This is a topic almost everyone you speak those words to, would like to avoid. No one wants to experience an audit first hand; however, tax audits do not have to be the 'monsters' we've made them out to be. There are audits for personal returns, corporate returns, and small business returns. Until recently, an understaffed IRS found it difficult to conduct a large quantity of audits. But now, be warned, their staff have increased, and so too will the audits.
What should you do to prepare and maintain your records, should you be chosen for an audit? Here's a little advice from the Internal Revenue Service.
Well, to understand the 'real world' proportion of audits that are conducted, consider this: the IRS conducting only .79% of small firms during 2004; so, even though efforts have been stepped up, the percentage is still going to be small.
Some of the more obvious items on your return that will peak the curiosity of the Internal Revenue are travel and entertainment expenses, depreciation, tax credits, charitable expenses, shipping expenses, and sales and returns. As a general rule, these are some of the expenses that are normally recorded in erroneously, or with false figures.
There are 'licensing and other fees', another area of concern for the IRS that will flag audit personnel's interest. The big one right now, seems to be the internet search fees, and other internet related items, that are difficult to document, except via credit card records, and usually these are personal credit card records. Make sure that any information that relates to such a charge is carefully kept and matched to the correct credit card statement.
Advertising costs is another area for scrutiny. It has ties to the internet, also. But advertising expenses are often just that, expensive; there is room for error in record-keeping with advertising and exactly what constitutes advertising.
There are also percentages that alert the Internal Revenue and generate an interest when the variance from the national average is vastly different. Make sure if you have areas where the expenses where somewhat out of the norm, you document the reasons, and log expenses in the right category.

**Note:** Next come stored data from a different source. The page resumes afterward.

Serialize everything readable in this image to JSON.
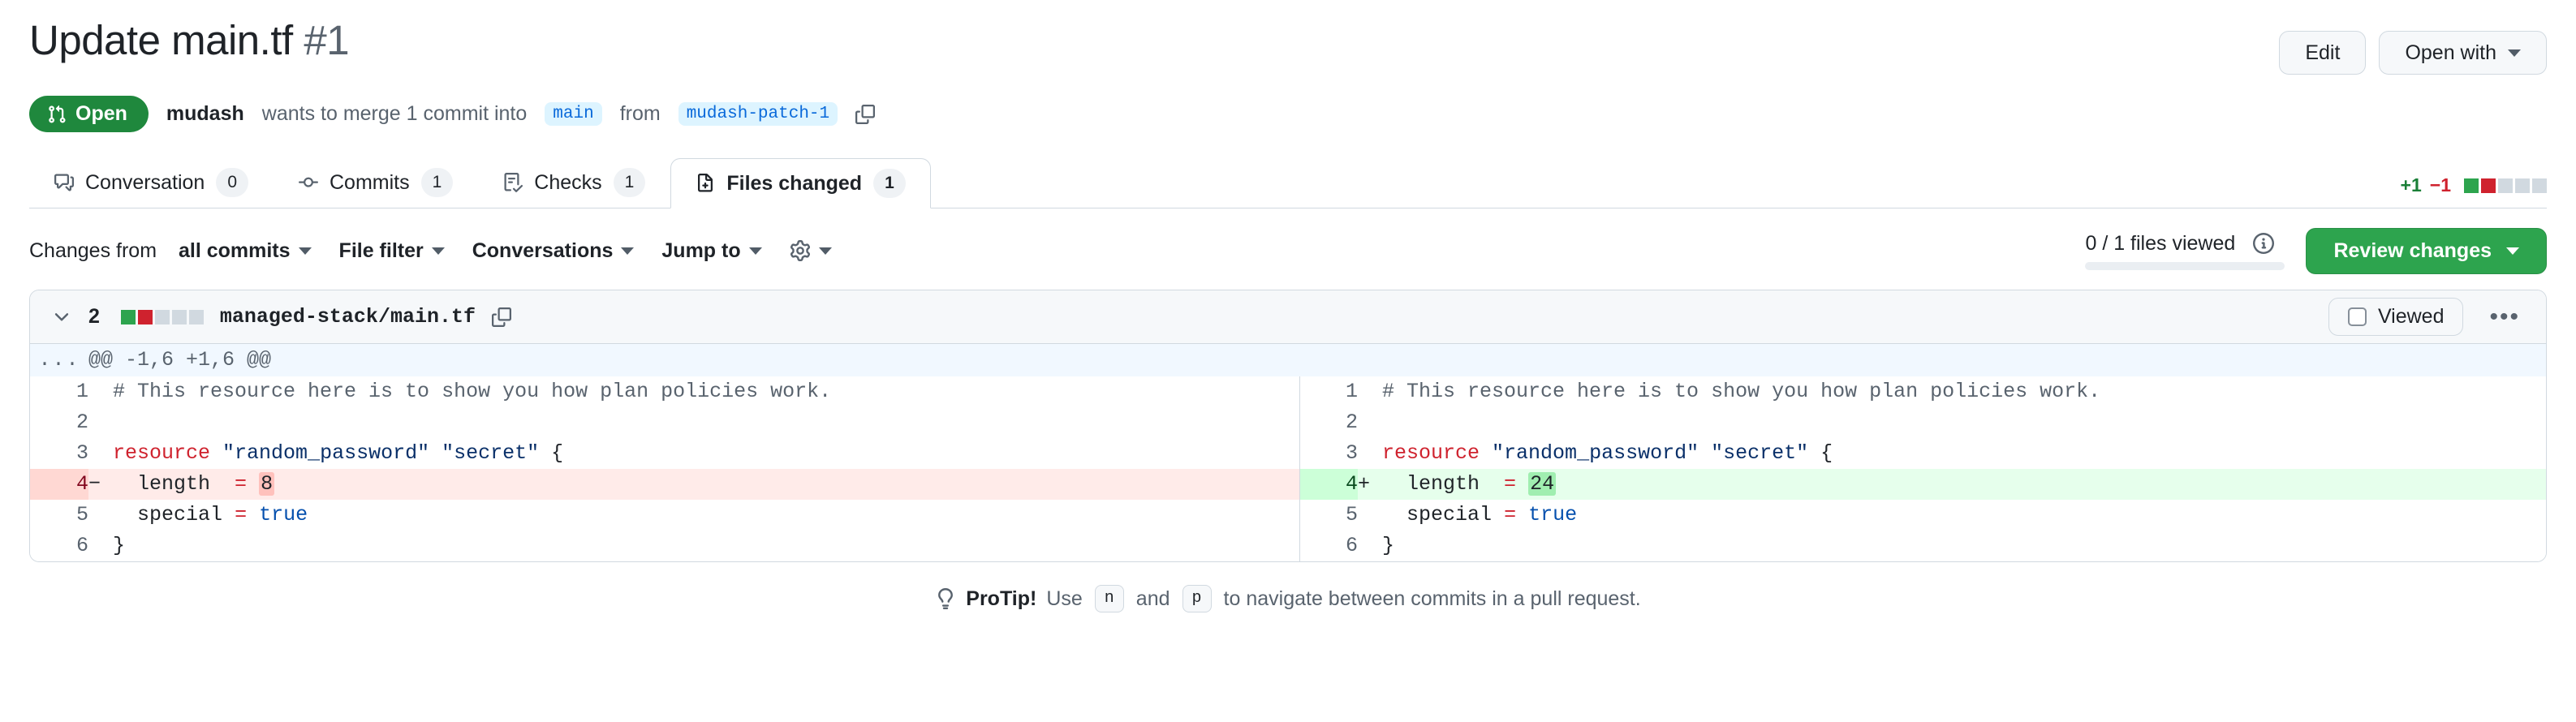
{
  "header": {
    "title": "Update main.tf",
    "number": "#1",
    "edit_label": "Edit",
    "open_with_label": "Open with",
    "state": "Open",
    "author": "mudash",
    "merge_text_1": "wants to merge 1 commit into",
    "base_ref": "main",
    "merge_text_2": "from",
    "head_ref": "mudash-patch-1"
  },
  "tabs": [
    {
      "label": "Conversation",
      "count": "0",
      "icon": "comment-icon",
      "active": false
    },
    {
      "label": "Commits",
      "count": "1",
      "icon": "commit-icon",
      "active": false
    },
    {
      "label": "Checks",
      "count": "1",
      "icon": "checklist-icon",
      "active": false
    },
    {
      "label": "Files changed",
      "count": "1",
      "icon": "diff-file-icon",
      "active": true
    }
  ],
  "diffstat_top": {
    "additions": "+1",
    "deletions": "−1",
    "blocks": [
      "g",
      "r",
      "n",
      "n",
      "n"
    ]
  },
  "toolbar": {
    "changes_from_lead": "Changes from",
    "changes_from_value": "all commits",
    "file_filter_label": "File filter",
    "conversations_label": "Conversations",
    "jump_to_label": "Jump to",
    "gear_icon": "gear-icon",
    "viewed_text": "0 / 1 files viewed",
    "info_icon": "info-icon",
    "progress_percent": 0,
    "review_changes_label": "Review changes"
  },
  "file": {
    "change_count": "2",
    "blocks": [
      "g",
      "r",
      "n",
      "n",
      "n"
    ],
    "path": "managed-stack/main.tf",
    "copy_icon": "copy-icon",
    "viewed_label": "Viewed",
    "viewed_checked": false,
    "kebab_icon": "kebab-horizontal-icon",
    "hunk_header": "@@ -1,6 +1,6 @@",
    "expand_label": "...",
    "rows": [
      {
        "left_num": "1",
        "left_marker": "",
        "left_kind": "ctx",
        "right_num": "1",
        "right_marker": "",
        "right_kind": "ctx",
        "left_code": "# This resource here is to show you how plan policies work.",
        "right_code": "# This resource here is to show you how plan policies work."
      },
      {
        "left_num": "2",
        "left_marker": "",
        "left_kind": "ctx",
        "right_num": "2",
        "right_marker": "",
        "right_kind": "ctx",
        "left_code": "",
        "right_code": ""
      },
      {
        "left_num": "3",
        "left_marker": "",
        "left_kind": "ctx",
        "right_num": "3",
        "right_marker": "",
        "right_kind": "ctx",
        "left_code": "resource \"random_password\" \"secret\" {",
        "right_code": "resource \"random_password\" \"secret\" {"
      },
      {
        "left_num": "4",
        "left_marker": "−",
        "left_kind": "del",
        "right_num": "4",
        "right_marker": "+",
        "right_kind": "add",
        "left_code": "  length  = 8",
        "right_code": "  length  = 24",
        "left_highlight": "8",
        "right_highlight": "24"
      },
      {
        "left_num": "5",
        "left_marker": "",
        "left_kind": "ctx",
        "right_num": "5",
        "right_marker": "",
        "right_kind": "ctx",
        "left_code": "  special = true",
        "right_code": "  special = true"
      },
      {
        "left_num": "6",
        "left_marker": "",
        "left_kind": "ctx",
        "right_num": "6",
        "right_marker": "",
        "right_kind": "ctx",
        "left_code": "}",
        "right_code": "}"
      }
    ]
  },
  "protip": {
    "icon": "lightbulb-icon",
    "label": "ProTip!",
    "text_1": "Use",
    "key_1": "n",
    "text_2": "and",
    "key_2": "p",
    "text_3": "to navigate between commits in a pull request."
  }
}
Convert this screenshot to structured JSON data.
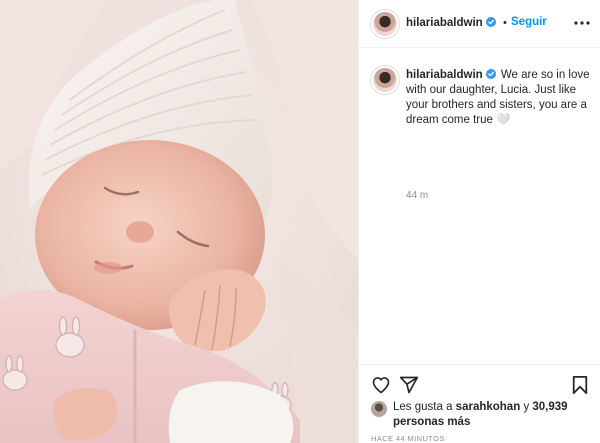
{
  "post": {
    "author": "hilariabaldwin",
    "follow_label": "Seguir",
    "separator": "•",
    "caption": "We are so in love with our daughter, Lucia. Just like your brothers and sisters, you are a dream come true",
    "caption_emoji": "🤍",
    "time_ago": "44 m",
    "likes_prefix": "Les gusta a",
    "likes_user": "sarahkohan",
    "likes_joiner": "y",
    "likes_count": "30,939 personas más",
    "posted_time": "HACE 44 MINUTOS"
  },
  "colors": {
    "accent": "#0095f6",
    "verified": "#3897f0",
    "text": "#262626",
    "muted": "#8e8e8e"
  },
  "icons": {
    "like": "heart-icon",
    "share": "paper-plane-icon",
    "save": "bookmark-icon",
    "verified": "verified-badge-icon",
    "more": "more-options-icon"
  }
}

There are guides available from the IRS that are published to help industries and small businesses assure themselves they're following IRS regulations and common trouble spots. Why does the IRS furnish these guides? Because it's much better for you to correctly complete your tax return, and pay the tax due without auditing, than it is to perform and audit to correctly assess any tax due.
These guides are known as Audit Technique Guides and they're available from the IRS, free of charge. They provide you with your industry standards, the most common mistakes made by these industries in their record keeping and tax reporting. These guides were developed by the IRS in order to train audit specialists about particular segments of business, so that when an audit was conducted, the auditor was knowledgeable in that particular field. So far, the training has proved invaluable, and the program is working, to the benefit of the business owners and the IRS, alike.
As with any segment of business, individual return, or corporate operation, your best defence is a good offense. If you've taken the time to keep adequate records, maintained good accounting practices with your records, and sought the services of a qualified tax specialist, you have nothing to worry about. The IRS doesn't really deserve the 'bad' image they've been given. Their job is just like that of any other regulatory agency; they have laws and policies that must be enforced, they are the entity responsible for enforcing them.
The people to be feared are the policy makers in Washington that are slowly regulating businesses and individuals into over taxation. Today, corporate America pays fewer taxes than ever before. Post WWII figures, indicated a close balance between individual tax liability and corporate tax liability, today the percentages are closer to 4 to 1 (80% of the tax is paid by individuals and small businesses). The really dangerous organization would be the body of government that is deciding the regulations, not the organization enforcing them.